Eine ständige Überforderung der BEA aus Gründen unklarer und teilweise ganz unterschiedlicher Zielvorstellungen bei den BEA-Gesellschaftern, ist von Beginn an gerade gegenüber den bergischen Wirtschaftsunternehmen und Wissenschaftsinstitutionen ein unhaltbarer Zustand gewesen. Schließlich wurden diese von den BEA-Gesellschaftern häufig aufgefordert, die BEA zu unterstützen und bei Projektvorhaben mit einzubeziehen.

Zudem ist eine ständige Überforderung der BEA äußerst unfair gegenüber den BEA-Beschäftigten gewesen, deren starkes Engagement in inhaltlich und institutionell komplizierter Gemengelage außer Frage steht.
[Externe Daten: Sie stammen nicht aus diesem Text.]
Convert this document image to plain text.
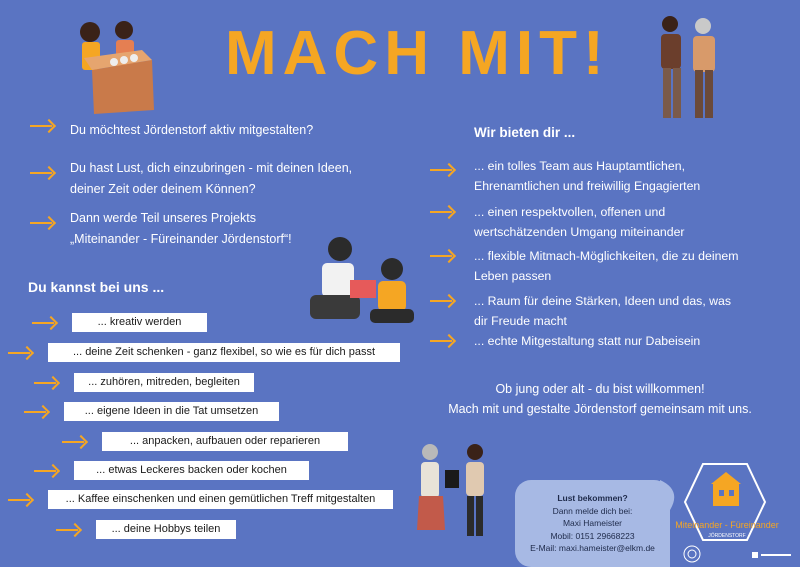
MACH MIT!
Du möchtest Jördenstorf aktiv mitgestalten?
Du hast Lust, dich einzubringen - mit deinen Ideen,
deiner Zeit oder deinem Können?
Dann werde Teil unseres Projekts
„Miteinander - Füreinander Jördenstorf“!
Du kannst bei uns ...
... kreativ werden
... deine Zeit schenken - ganz flexibel, so wie es für dich passt
... zuhören, mitreden, begleiten
... eigene Ideen in die Tat umsetzen
... anpacken, aufbauen oder reparieren
... etwas Leckeres backen oder kochen
... Kaffee einschenken und einen gemütlichen Treff mitgestalten
... deine Hobbys teilen
Wir bieten dir ...
... ein tolles Team aus Hauptamtlichen,
Ehrenamtlichen und freiwillig Engagierten
... einen respektvollen, offenen und
wertschätzenden Umgang miteinander
... flexible Mitmach-Möglichkeiten, die zu deinem
Leben passen
... Raum für deine Stärken, Ideen und das, was
dir Freude macht
... echte Mitgestaltung statt nur Dabeisein
Ob jung oder alt - du bist willkommen!
Mach mit und gestalte Jördenstorf gemeinsam mit uns.
Lust bekommen?
Dann melde dich bei:
Maxi Hameister
Mobil: 0151 29668223
E-Mail: maxi.hameister@elkm.de
Miteinander - Füreinander
JÖRDENSTORF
Ähnlich unfair kann die jetzige Aussage des ehemaligen Vorsitzenden der BEA-Gesellschafterversammlung, Solingens Alt-Oberbürgermeister Franz Haug, gegenüber den BEA-Beschäftigten gewertet werden, der sich im Zusammenhang mit der Bürgerinitiative Kohlfurter Brücke (BiKB) aktuell folgendermaßen äußerte: „’Ich würde mir wünschen, wenn sich die Bergische Entwicklungsagentur ein Beispiel an diesen Männern nimmt’, sagte Franz Haug und fügte hinzu, dass das Projekt beweist, dass eine erfolgreiche Zusammenarbeit zwischen den bergischen Städten möglich sei.“ (siehe „Brücke verbindet im Advent“, ST vom 29.11.2010).

In diesem Zusammenhang stellt sich auch die Frage, warum wurde gerade von den Hauptprofiteuren der Regionale 2006, der schnelle Weggang des mit so vielen Vorschusslorbeeren im Herbst 2007 gestarteten BEA-Geschäftsführers Henry Beierlorzer, der an den bis dato umgesetzten Ergebnissen der Regionale 2006 doch maßgeblich beteiligt war, im Frühjahr 2008 so erfreut bis triumphierend aufgenommen?
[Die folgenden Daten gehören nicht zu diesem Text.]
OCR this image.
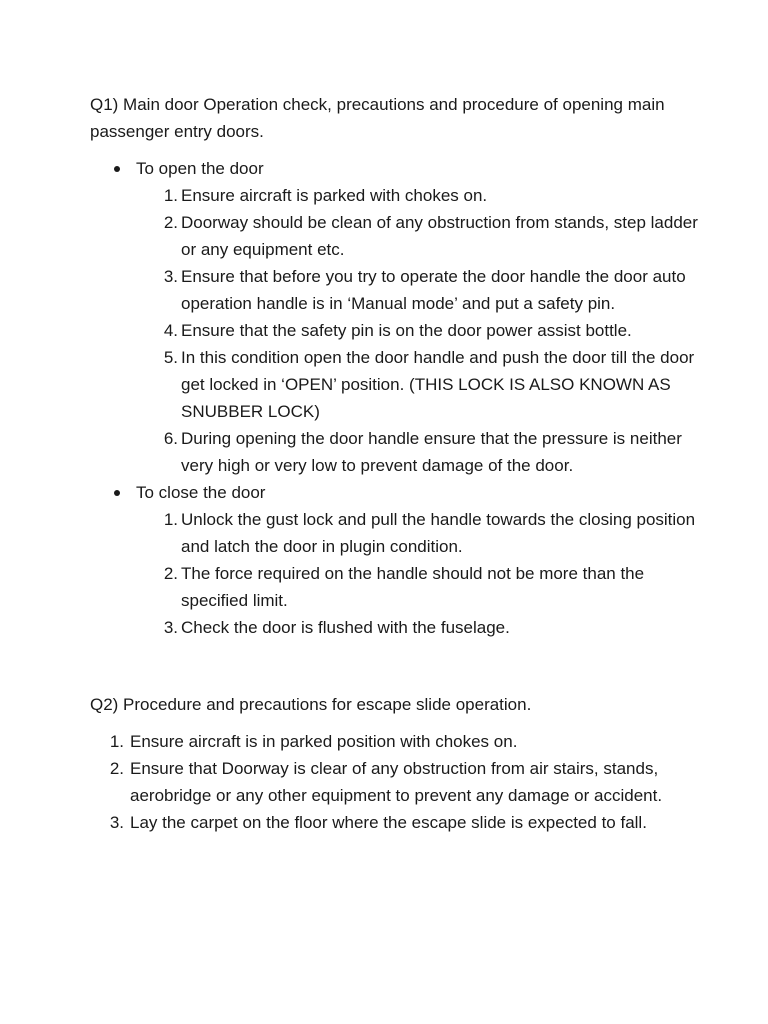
Q1) Main door Operation check, precautions and procedure of opening main passenger entry doors.

To open the door
1. Ensure aircraft is parked with chokes on.
2. Doorway should be clean of any obstruction from stands, step ladder or any equipment etc.
3. Ensure that before you try to operate the door handle the door auto operation handle is in ‘Manual mode’ and put a safety pin.
4. Ensure that the safety pin is on the door power assist bottle.
5. In this condition open the door handle and push the door till the door get locked in ‘OPEN’ position. (THIS LOCK IS ALSO KNOWN AS SNUBBER LOCK)
6. During opening the door handle ensure that the pressure is neither very high or very low to prevent damage of the door.
To close the door
1. Unlock the gust lock and pull the handle towards the closing position and latch the door in plugin condition.
2. The force required on the handle should not be more than the specified limit.
3. Check the door is flushed with the fuselage.

Q2) Procedure and precautions for escape slide operation.

1. Ensure aircraft is in parked position with chokes on.
2. Ensure that Doorway is clear of any obstruction from air stairs, stands, aerobridge or any other equipment to prevent any damage or accident.
3. Lay the carpet on the floor where the escape slide is expected to fall.
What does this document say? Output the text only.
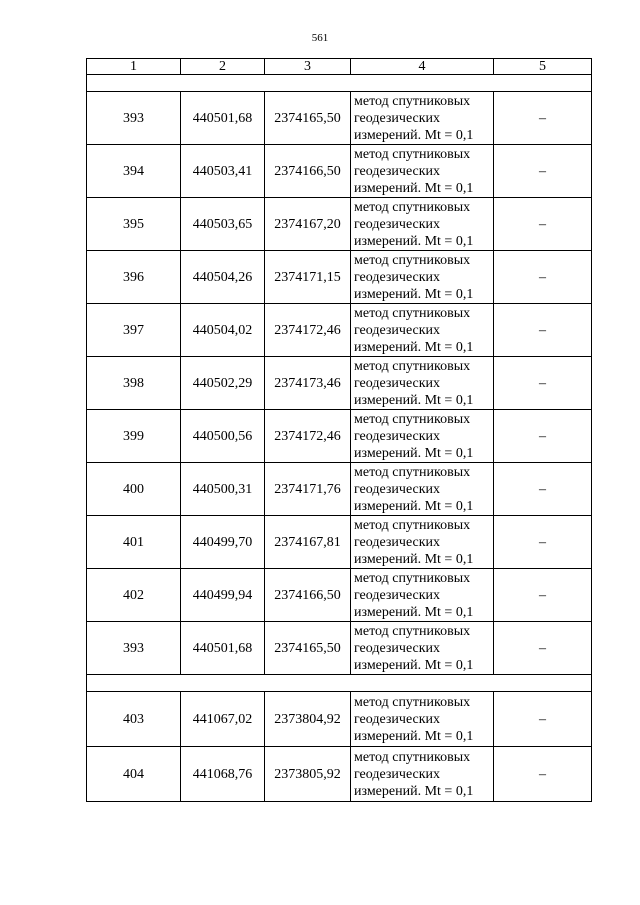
561
1	2	3	4	5

393	440501,68	2374165,50	метод спутниковых
геодезических
измерений. Mt = 0,1	–
394	440503,41	2374166,50	метод спутниковых
геодезических
измерений. Mt = 0,1	–
395	440503,65	2374167,20	метод спутниковых
геодезических
измерений. Mt = 0,1	–
396	440504,26	2374171,15	метод спутниковых
геодезических
измерений. Mt = 0,1	–
397	440504,02	2374172,46	метод спутниковых
геодезических
измерений. Mt = 0,1	–
398	440502,29	2374173,46	метод спутниковых
геодезических
измерений. Mt = 0,1	–
399	440500,56	2374172,46	метод спутниковых
геодезических
измерений. Mt = 0,1	–
400	440500,31	2374171,76	метод спутниковых
геодезических
измерений. Mt = 0,1	–
401	440499,70	2374167,81	метод спутниковых
геодезических
измерений. Mt = 0,1	–
402	440499,94	2374166,50	метод спутниковых
геодезических
измерений. Mt = 0,1	–
393	440501,68	2374165,50	метод спутниковых
геодезических
измерений. Mt = 0,1	–

403	441067,02	2373804,92	метод спутниковых
геодезических
измерений. Mt = 0,1	–
404	441068,76	2373805,92	метод спутниковых
геодезических
измерений. Mt = 0,1	–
Die von der IHK Wuppertal-Solingen-Remscheid zum Wuppertaler Ratsauftrag gestartete und lang andauernde, öffentliche Streiterei mit der Stadt Wuppertal hat regional und überregional den Wirtschaftsstandort des Bergischen Städtedreiecks sicher nicht gestärkt, sondern ganz im Gegenteil wohl eher geschwächt. Zudem ist die vertrauensvolle Zusammenarbeit zwischen den bergischen Akteuren dadurch deutlich erschwert worden.

Ausblick:

Im aktuellen Nein-Ja-Wenn-Dann-Chaos der IHK Wuppertal-Solingen-Remscheid zur möglichen Beteiligung des Bergischen Städtedreiecks bei der Initiative zur Bildung einer Metropolregion Rheinland ist es nach IHK-Verlautbarungen scheinbar äußerst wichtig, dass dies wenn, dann nur im Rahmen der Bergischen Entwicklungsagentur GmbH geschehen soll. Die nächsten BEA-Überforderungen und bergischen Streitereien in der Öffentlichkeit sind also nicht nur angebahnt, sondern schon seit einiger Zeit wieder im vollen Gange. Aber dies sei hier nur am Rande bemerkt.

Quellen:

Bericht zur Evaluierung der Tätigkeit der Bergischen Entwicklungsagentur (pdf-Datei; 157 kB).

Ziel2-Projekte Bergisches Städtedreieck (pdf-Datei; 77 kB).